В 1983 году Краусс решительно отвергает «необъективный» биографический контекст искусства. Она возвращается через структуралистские тексты Барта к одной из версий формализма – «истории искусства без имен», или «истории искусства как истории стиля», Г. Вёльфлина. После провозглашенной Бартом в 1967 году «смерти автора» Краусс задается риторическим для 1980-х годов вопросом: «Что означает имя Пикассо для его искусства – историческую личность, являющуюся „причиной“, дающую значение той или иной фигуре (клоуну, сатиру, минотавру) в картине? Или же эти значения были созданы (написаны) задолго до того, как Пикассо их выбрал? И не является ли его искусство медитацией о пастише, для которой коллаж представляет собой идеальную структурную метафору?» Откуда взялся этот вопрос о растворении автора в предзаданных ему темах и образах? Он пришел из актуальной практики 1960–1980-х годов: из серийных структур минималистов, из анонимных произведений концептуалистов (вспомним хотя бы Кабакова, который имитирует произведения художника, рисующего стенгазеты для ЖЭКа). Краусс отнюдь не скрывает эту укорененность актуальной критики истории и теории искусства в текущей художественной практике. Действительно, история искусства всякий раз переписывается наоборот: «Темы копии и повторения, воспроизводства знаков (особенно очевидного в фотографиях), текстуальной природы сюжета заново высвечиваются внутри модернизма именно из перспективы постмодернистской художественной продукции; эти темы обнаруживают себя как то, что эйфорический модернизм одновременно и посылает нам, как сигналы, и подавляет.
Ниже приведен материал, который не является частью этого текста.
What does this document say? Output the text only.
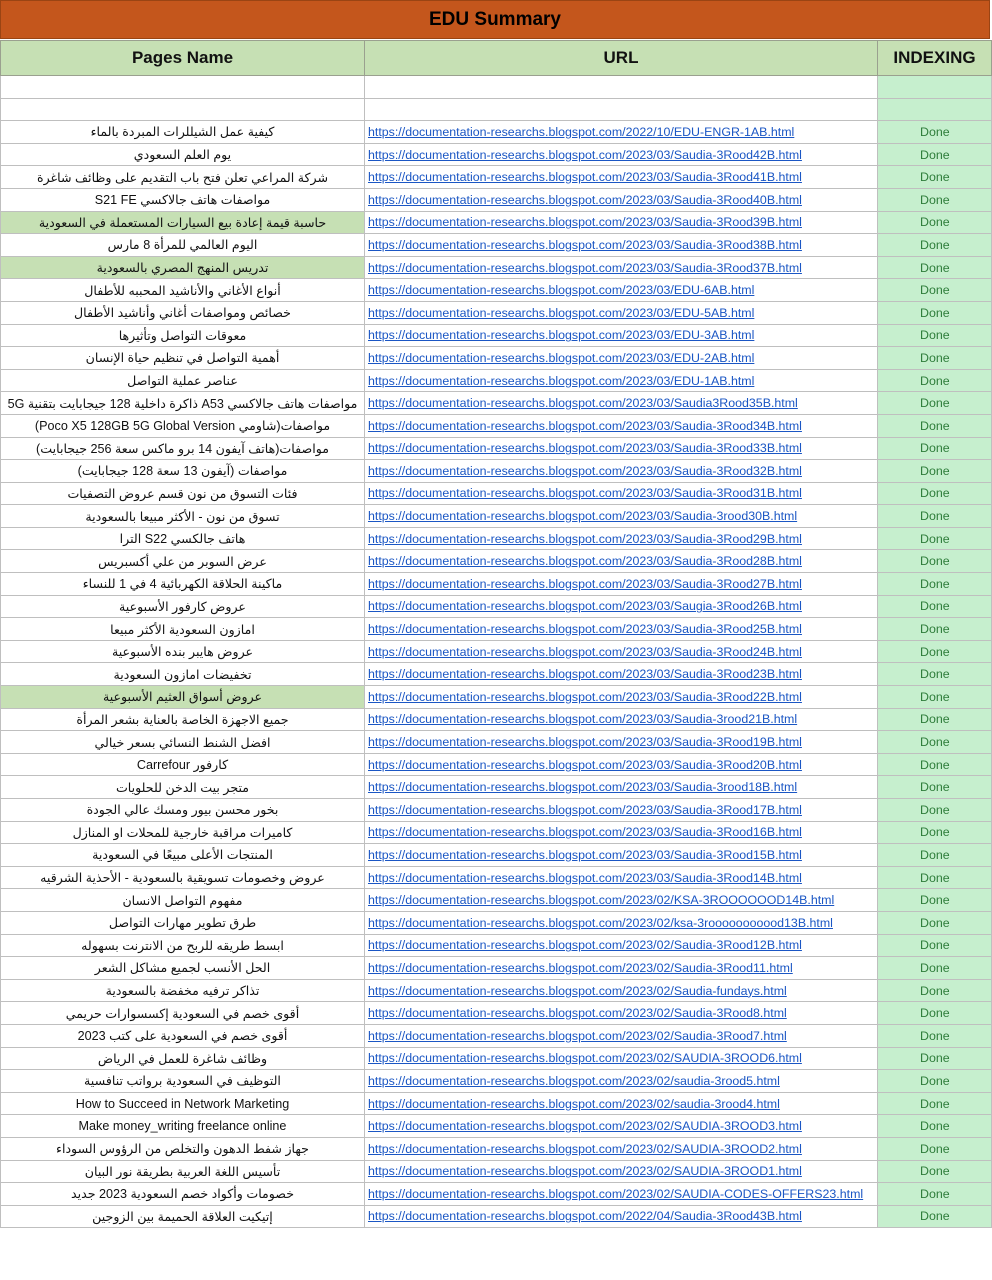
EDU Summary
Pages Name	URL	INDEXING

كيفية عمل الشيللرات المبردة بالماء	https://documentation-researchs.blogspot.com/2022/10/EDU-ENGR-1AB.html	Done
يوم العلم السعودي	https://documentation-researchs.blogspot.com/2023/03/Saudia-3Rood42B.html	Done
شركة المراعي تعلن فتح باب التقديم على وظائف شاغرة	https://documentation-researchs.blogspot.com/2023/03/Saudia-3Rood41B.html	Done
مواصفات هاتف جالاكسي S21 FE	https://documentation-researchs.blogspot.com/2023/03/Saudia-3Rood40B.html	Done
حاسبة قيمة إعادة بيع السيارات المستعملة في السعودية	https://documentation-researchs.blogspot.com/2023/03/Saudia-3Rood39B.html	Done
اليوم العالمي للمرأة 8 مارس	https://documentation-researchs.blogspot.com/2023/03/Saudia-3Rood38B.html	Done
تدريس المنهج المصري بالسعودية	https://documentation-researchs.blogspot.com/2023/03/Saudia-3Rood37B.html	Done
أنواع الأغاني والأناشيد المحببه للأطفال	https://documentation-researchs.blogspot.com/2023/03/EDU-6AB.html	Done
خصائص ومواصفات أغاني وأناشيد الأطفال	https://documentation-researchs.blogspot.com/2023/03/EDU-5AB.html	Done
معوقات التواصل وتأثيرها	https://documentation-researchs.blogspot.com/2023/03/EDU-3AB.html	Done
أهمية التواصل في تنظيم حياة الإنسان	https://documentation-researchs.blogspot.com/2023/03/EDU-2AB.html	Done
عناصر عملية التواصل	https://documentation-researchs.blogspot.com/2023/03/EDU-1AB.html	Done
مواصفات هاتف جالاكسي A53 ذاكرة داخلية 128 جيجابايت بتقنية 5G	https://documentation-researchs.blogspot.com/2023/03/Saudia3Rood35B.html	Done
مواصفات(شاومي Poco X5 128GB 5G Global Version)	https://documentation-researchs.blogspot.com/2023/03/Saudia-3Rood34B.html	Done
مواصفات(هاتف آيفون 14 برو ماكس سعة 256 جيجابايت)	https://documentation-researchs.blogspot.com/2023/03/Saudia-3Rood33B.html	Done
مواصفات (آيفون 13 سعة 128 جيجابايت)	https://documentation-researchs.blogspot.com/2023/03/Saudia-3Rood32B.html	Done
فئات التسوق من نون قسم عروض التصفيات	https://documentation-researchs.blogspot.com/2023/03/Saudia-3Rood31B.html	Done
تسوق من نون - الأكثر مبيعا بالسعودية	https://documentation-researchs.blogspot.com/2023/03/Saudia-3rood30B.html	Done
هاتف جالكسي S22 الترا	https://documentation-researchs.blogspot.com/2023/03/Saudia-3Rood29B.html	Done
عرض السوبر من علي أكسبريس	https://documentation-researchs.blogspot.com/2023/03/Saudia-3Rood28B.html	Done
ماكينة الحلاقة الكهربائية 4 في 1 للنساء	https://documentation-researchs.blogspot.com/2023/03/Saudia-3Rood27B.html	Done
عروض كارفور الأسبوعية	https://documentation-researchs.blogspot.com/2023/03/Saugia-3Rood26B.html	Done
امازون السعودية الأكثر مبيعا	https://documentation-researchs.blogspot.com/2023/03/Saudia-3Rood25B.html	Done
عروض هايبر بنده الأسبوعية	https://documentation-researchs.blogspot.com/2023/03/Saudia-3Rood24B.html	Done
تخفيضات امازون السعودية	https://documentation-researchs.blogspot.com/2023/03/Saudia-3Rood23B.html	Done
عروض أسواق العثيم الأسبوعية	https://documentation-researchs.blogspot.com/2023/03/Saudia-3Rood22B.html	Done
جميع الاجهزة الخاصة بالعناية بشعر المرأة	https://documentation-researchs.blogspot.com/2023/03/Saudia-3rood21B.html	Done
افضل الشنط النسائي بسعر خيالي	https://documentation-researchs.blogspot.com/2023/03/Saudia-3Rood19B.html	Done
كارفور Carrefour	https://documentation-researchs.blogspot.com/2023/03/Saudia-3Rood20B.html	Done
متجر بيت الدخن للحلويات	https://documentation-researchs.blogspot.com/2023/03/Saudia-3rood18B.html	Done
بخور محسن بيور ومسك عالي الجودة	https://documentation-researchs.blogspot.com/2023/03/Saudia-3Rood17B.html	Done
كاميرات مراقبة خارجية للمحلات او المنازل	https://documentation-researchs.blogspot.com/2023/03/Saudia-3Rood16B.html	Done
المنتجات الأعلى مبيعًا في السعودية	https://documentation-researchs.blogspot.com/2023/03/Saudia-3Rood15B.html	Done
عروض وخصومات تسويقية بالسعودية - الأحذية الشرقيه	https://documentation-researchs.blogspot.com/2023/03/Saudia-3Rood14B.html	Done
مفهوم التواصل الانسان	https://documentation-researchs.blogspot.com/2023/02/KSA-3ROOOOOOD14B.html	Done
طرق تطوير مهارات التواصل	https://documentation-researchs.blogspot.com/2023/02/ksa-3rooooooooood13B.html	Done
ابسط طريقه للربح من الانترنت بسهوله	https://documentation-researchs.blogspot.com/2023/02/Saudia-3Rood12B.html	Done
الحل الأنسب لجميع مشاكل الشعر	https://documentation-researchs.blogspot.com/2023/02/Saudia-3Rood11.html	Done
تذاكر ترفيه مخفضة بالسعودية	https://documentation-researchs.blogspot.com/2023/02/Saudia-fundays.html	Done
أقوى خصم في السعودية إكسسوارات حريمي	https://documentation-researchs.blogspot.com/2023/02/Saudia-3Rood8.html	Done
أقوى خصم في السعودية على كتب 2023	https://documentation-researchs.blogspot.com/2023/02/Saudia-3Rood7.html	Done
وظائف شاغرة للعمل في الرياض	https://documentation-researchs.blogspot.com/2023/02/SAUDIA-3ROOD6.html	Done
التوظيف في السعودية برواتب تنافسية	https://documentation-researchs.blogspot.com/2023/02/saudia-3rood5.html	Done
How to Succeed in Network Marketing	https://documentation-researchs.blogspot.com/2023/02/saudia-3rood4.html	Done
Make money_writing freelance online	https://documentation-researchs.blogspot.com/2023/02/SAUDIA-3ROOD3.html	Done
جهاز شفط الدهون والتخلص من الرؤوس السوداء	https://documentation-researchs.blogspot.com/2023/02/SAUDIA-3ROOD2.html	Done
تأسيس اللغة العربية بطريقة نور البيان	https://documentation-researchs.blogspot.com/2023/02/SAUDIA-3ROOD1.html	Done
خصومات وأكواد خصم السعودية 2023 جديد	https://documentation-researchs.blogspot.com/2023/02/SAUDIA-CODES-OFFERS23.html	Done
إتيكيت العلاقة الحميمة بين الزوجين	https://documentation-researchs.blogspot.com/2022/04/Saudia-3Rood43B.html	Done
Постмодернистское искусство открыто вступает на эту территорию – во владения теории структурализма и постструктуралистского анализа. И именно этот феномен, рожденный два десятилетия назад, обращает критическую практику к проблеме метода».
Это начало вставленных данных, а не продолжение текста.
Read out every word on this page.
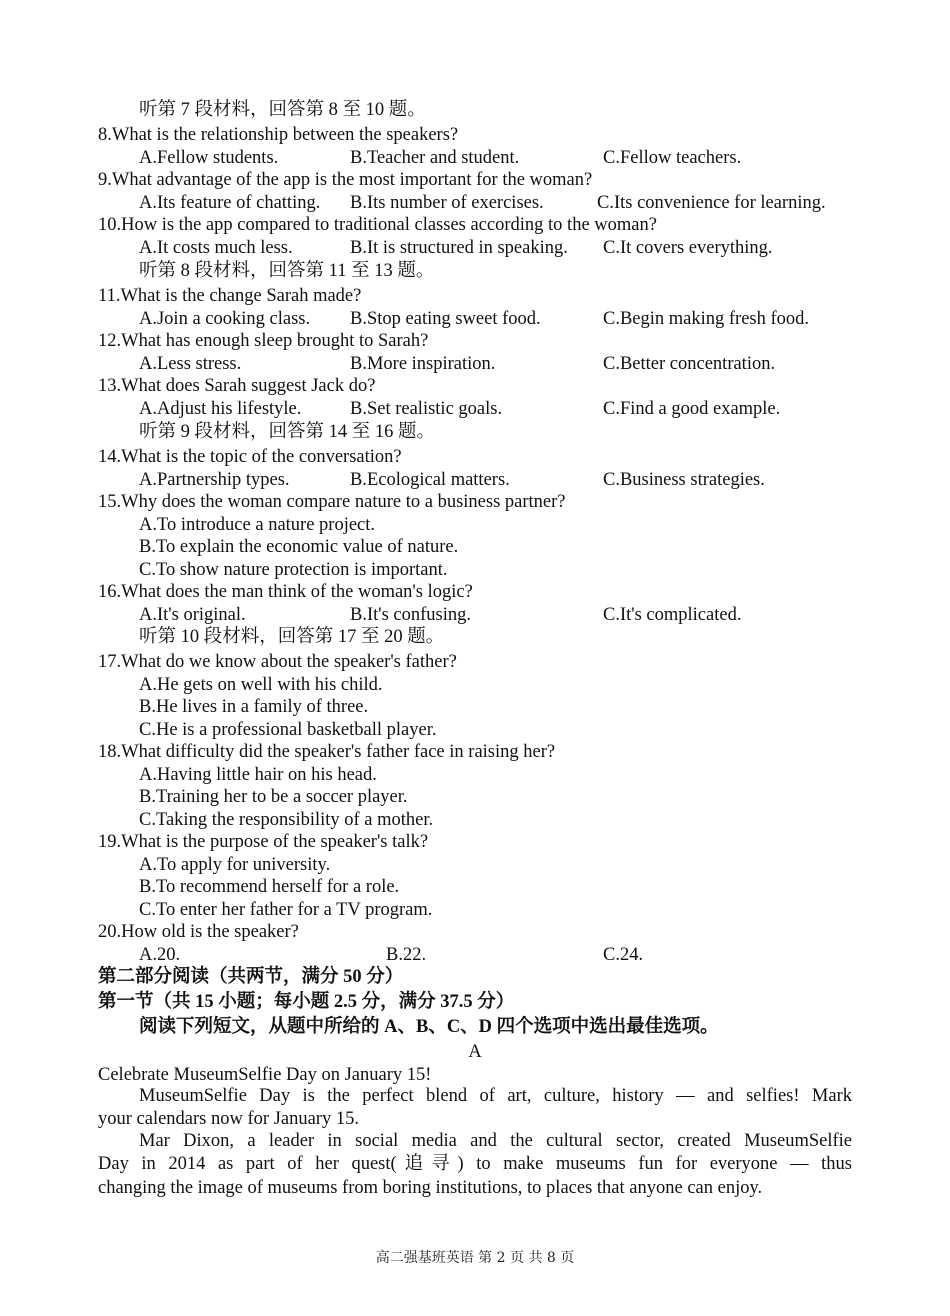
听第 7 段材料，回答第 8 至 10 题。
8.What is the relationship between the speakers?
A.Fellow students.	B.Teacher and student.	C.Fellow teachers.
9.What advantage of the app is the most important for the woman?
A.Its feature of chatting. B.Its number of exercises.	C.Its convenience for learning.
10.How is the app compared to traditional classes according to the woman?
A.It costs much less.	B.It is structured in speaking. C.It covers everything.
听第 8 段材料，回答第 11 至 13 题。
11.What is the change Sarah made?
A.Join a cooking class. B.Stop eating sweet food.	C.Begin making fresh food.
12.What has enough sleep brought to Sarah?
A.Less stress.	B.More inspiration.	C.Better concentration.
13.What does Sarah suggest Jack do?
A.Adjust his lifestyle.	B.Set realistic goals.	C.Find a good example.
听第 9 段材料，回答第 14 至 16 题。
14.What is the topic of the conversation?
A.Partnership types.	B.Ecological matters.	C.Business strategies.
15.Why does the woman compare nature to a business partner?
A.To introduce a nature project.
B.To explain the economic value of nature.
C.To show nature protection is important.
16.What does the man think of the woman's logic?
A.It's original.	B.It's confusing.	C.It's complicated.
听第 10 段材料，回答第 17 至 20 题。
17.What do we know about the speaker's father?
A.He gets on well with his child.
B.He lives in a family of three.
C.He is a professional basketball player.
18.What difficulty did the speaker's father face in raising her?
A.Having little hair on his head.
B.Training her to be a soccer player.
C.Taking the responsibility of a mother.
19.What is the purpose of the speaker's talk?
A.To apply for university.
B.To recommend herself for a role.
C.To enter her father for a TV program.
20.How old is the speaker?
A.20.	B.22.	C.24.
第二部分阅读（共两节，满分 50 分）
第一节（共 15 小题；每小题 2.5 分，满分 37.5 分）
阅读下列短文，从题中所给的 A、B、C、D 四个选项中选出最佳选项。
A
Celebrate MuseumSelfie Day on January 15!
MuseumSelfie Day is the perfect blend of art, culture, history — and selfies! Mark
your calendars now for January 15.
Mar Dixon, a leader in social media and the cultural sector, created MuseumSelfie
Day in 2014 as part of her quest(追寻) to make museums fun for everyone — thus
changing the image of museums from boring institutions, to places that anyone can enjoy.
高二强基班英语 第 2 页 共 8 页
Исходя из этого, структуру книги «Оригинальность авангарда» можно объяснить следующим образом: в первой части модернизм подвергается деконструкции при помощи понятий постмодернистской практики – он испытывается на понятиях «копия», «повторение», «воспроизводство знака»; во второй части говорится о том, как репрессированные в модернизме проблемы – например, претензии сочетать производственничество и серийность с метафизикой и уникальностью – представляются или разрешаются в искусстве постмодерна. Теперь проанализируем статьи.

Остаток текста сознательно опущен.